Улыбка исчезла с лица Бейкера. Детективы посмотрели друг на друга и c серьезными выражениями на лицах повернулись к открывающейся двери.
Чезаре поднялся по лестнице на четвертый этаж, повернул и быстро зашагал в сторону лифтов. Взглянул через толпу на двери зала судебных заседаний. Там стояли двое полицейских. Он втянул правую руку в рукав шоферской куртки и ощутил в пальцах холодный металл стилета. На его губах появилась странная улыбка.
Он почувствовал, как сердце глухо забилось в груди. Похоже было на то, что он испытывал, когда направлял машину в крутой вираж и не знал, хватит ли силы сцепления, чтобы выполнить маневр. Он глубоко вздохнул, и улыбка застыла на его лице.

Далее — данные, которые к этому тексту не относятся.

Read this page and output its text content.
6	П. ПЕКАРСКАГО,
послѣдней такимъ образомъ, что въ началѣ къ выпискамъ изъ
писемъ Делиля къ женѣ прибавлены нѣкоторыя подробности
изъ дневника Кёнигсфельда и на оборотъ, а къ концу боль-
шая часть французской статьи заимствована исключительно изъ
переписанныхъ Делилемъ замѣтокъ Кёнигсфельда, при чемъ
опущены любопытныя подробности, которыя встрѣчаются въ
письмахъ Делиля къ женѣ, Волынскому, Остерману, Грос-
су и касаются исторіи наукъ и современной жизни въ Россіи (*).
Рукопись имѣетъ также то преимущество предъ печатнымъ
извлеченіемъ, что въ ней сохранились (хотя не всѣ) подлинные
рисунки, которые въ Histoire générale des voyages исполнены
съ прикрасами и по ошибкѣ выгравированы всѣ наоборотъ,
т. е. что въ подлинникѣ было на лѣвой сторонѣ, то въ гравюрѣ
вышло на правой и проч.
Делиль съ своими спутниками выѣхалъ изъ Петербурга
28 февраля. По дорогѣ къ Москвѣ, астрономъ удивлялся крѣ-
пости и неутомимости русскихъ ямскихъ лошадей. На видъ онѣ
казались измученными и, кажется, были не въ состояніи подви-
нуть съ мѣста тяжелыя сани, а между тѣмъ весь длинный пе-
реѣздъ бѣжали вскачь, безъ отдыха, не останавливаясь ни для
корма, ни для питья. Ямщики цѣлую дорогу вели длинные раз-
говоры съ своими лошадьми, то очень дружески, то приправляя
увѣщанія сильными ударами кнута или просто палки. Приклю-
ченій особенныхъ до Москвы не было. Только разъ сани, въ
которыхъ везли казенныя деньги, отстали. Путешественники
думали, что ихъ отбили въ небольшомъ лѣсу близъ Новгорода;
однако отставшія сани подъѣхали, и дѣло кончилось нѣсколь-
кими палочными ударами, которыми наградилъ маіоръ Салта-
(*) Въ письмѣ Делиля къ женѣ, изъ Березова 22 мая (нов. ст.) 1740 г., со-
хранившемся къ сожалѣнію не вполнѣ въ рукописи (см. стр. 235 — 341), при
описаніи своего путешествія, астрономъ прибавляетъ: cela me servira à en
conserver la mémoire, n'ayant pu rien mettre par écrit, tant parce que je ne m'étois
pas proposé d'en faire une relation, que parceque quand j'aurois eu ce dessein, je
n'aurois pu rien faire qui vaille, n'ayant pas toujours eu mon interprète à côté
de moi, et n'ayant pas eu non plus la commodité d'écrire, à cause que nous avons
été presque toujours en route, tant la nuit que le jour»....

Дверь лифта раскрылась, и толпа бросилась к нему. Чезаре не сдвинулся с места. Он знал, что они поднимутся не в этом лифте. Его информация была исчерпывающей и точной. Тревожило лишь то, что у него было мало времени для подготовки. Он прислонился к стенке между вторым и третьим лифтами.
Открылась еще одна дверь, и из лифта вышел свидетель, окруженный со всех сторон детективами. Чезаре тут же оказался за ними, дав возможность толпе подталкивать его вперед. Здесь у него не было никаких шансов, поскольку между ним и свидетелем находился детектив. Репортеры выкрикивали вопросы, остававшиеся без ответа. Беспрерывно “стреляли” вспышки, фотографы подпрыгивали, пытаясь запечатлеть на пленку свидетеля. Как только этот человек попадет в зал заседаний, будет слишком поздно.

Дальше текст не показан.